Giving Compass' Take:

• Adrienne Day chronicles the success of KQED, a radio and television station that personalizes grassroots journalism content for its listeners with smart tech and data.

• For a grassroots organization to thrive, why is it important to reach listeners with more personalized content? How do data and tech perform a critical role in doing so? How can your funding help important stations like KQED stay afloat?

• Learn about how you can optimize your giving toward non-profit, grassroots journalism.


The public radio and television station KQED has thrived amid a tumultuous period in the media industry by using technology and data to optimize the delivery of its grassroots journalism and improve relationships with its listeners.

If you’re wondering how, Tim Olson, KQED’s senior vice president of strategic digital partnerships, has two words for you: reach and relationships.

Ensuring the station reaches as many listeners as possible involves some familiar and well-tested steps, such as being part of the public news ecosystem—NPR, PBS, and other outlets. Other approaches are newer, involving partnerships with technology companies such as Apple, Google, Salesforce, and Amazon.
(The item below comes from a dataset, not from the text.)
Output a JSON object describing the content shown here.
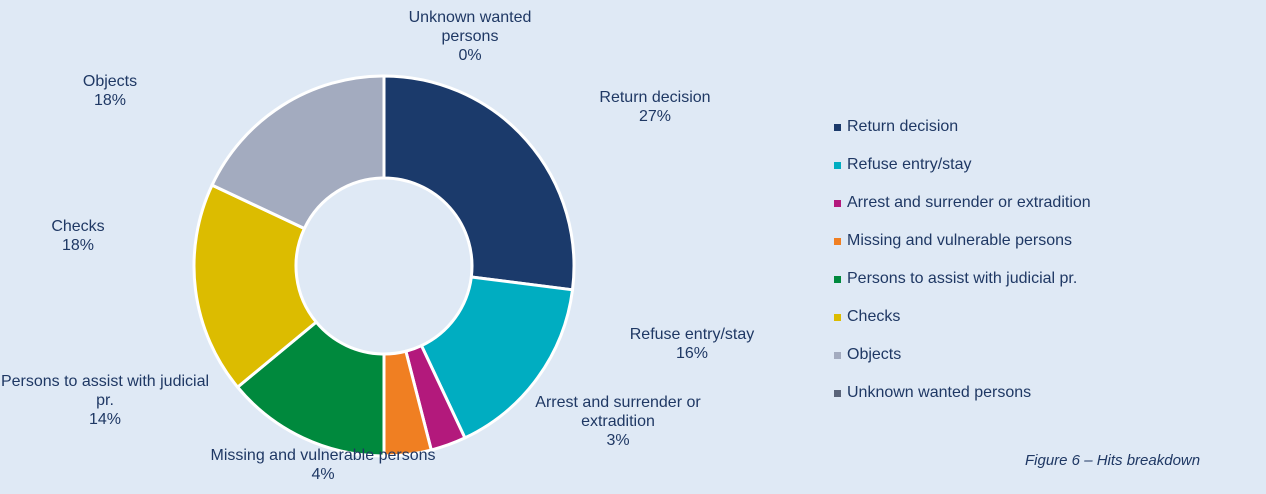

But when it comes to long-term financial sustainability, getting content in front of people isn’t enough; the internet has transformed the advertising business, gutting revenues for traditional publishing outlets. Coverage of local news and less sensational topics has largely dried up along with money from ads. Yet KQED’s newsroom has grown at least 25 percent over the past decade and includes a robust science team. To fill the financial gap, the station needed to increase listener donations, and to do that, they had to get closer to their audience members than ever before.
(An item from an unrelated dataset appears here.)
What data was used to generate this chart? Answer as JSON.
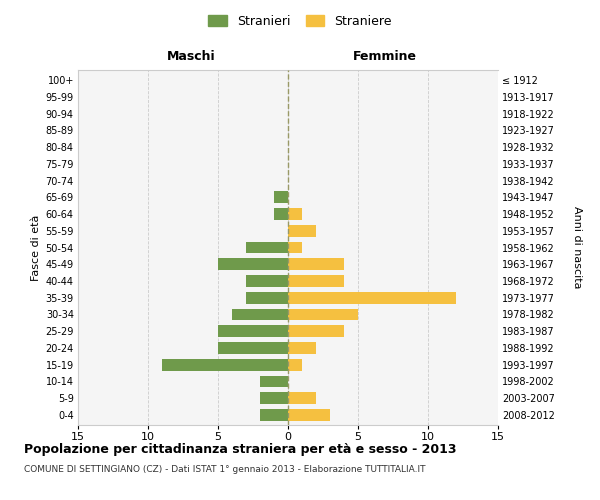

“We need them to have a relationship with us,” Olson says. “That’s a core theme of the publishing world right now. We need to continue to move into the modern age of: You actually know me and you are providing me digital relationship touch points that are relevant to me.”

The goal, Olson says, is to smartly distribute grassroots journalism in all its forms to the station’s listeners, not create a “filter bubble of editorial.” As KQED’s motto puts it, technology and data should “inform, inspire, and involve.”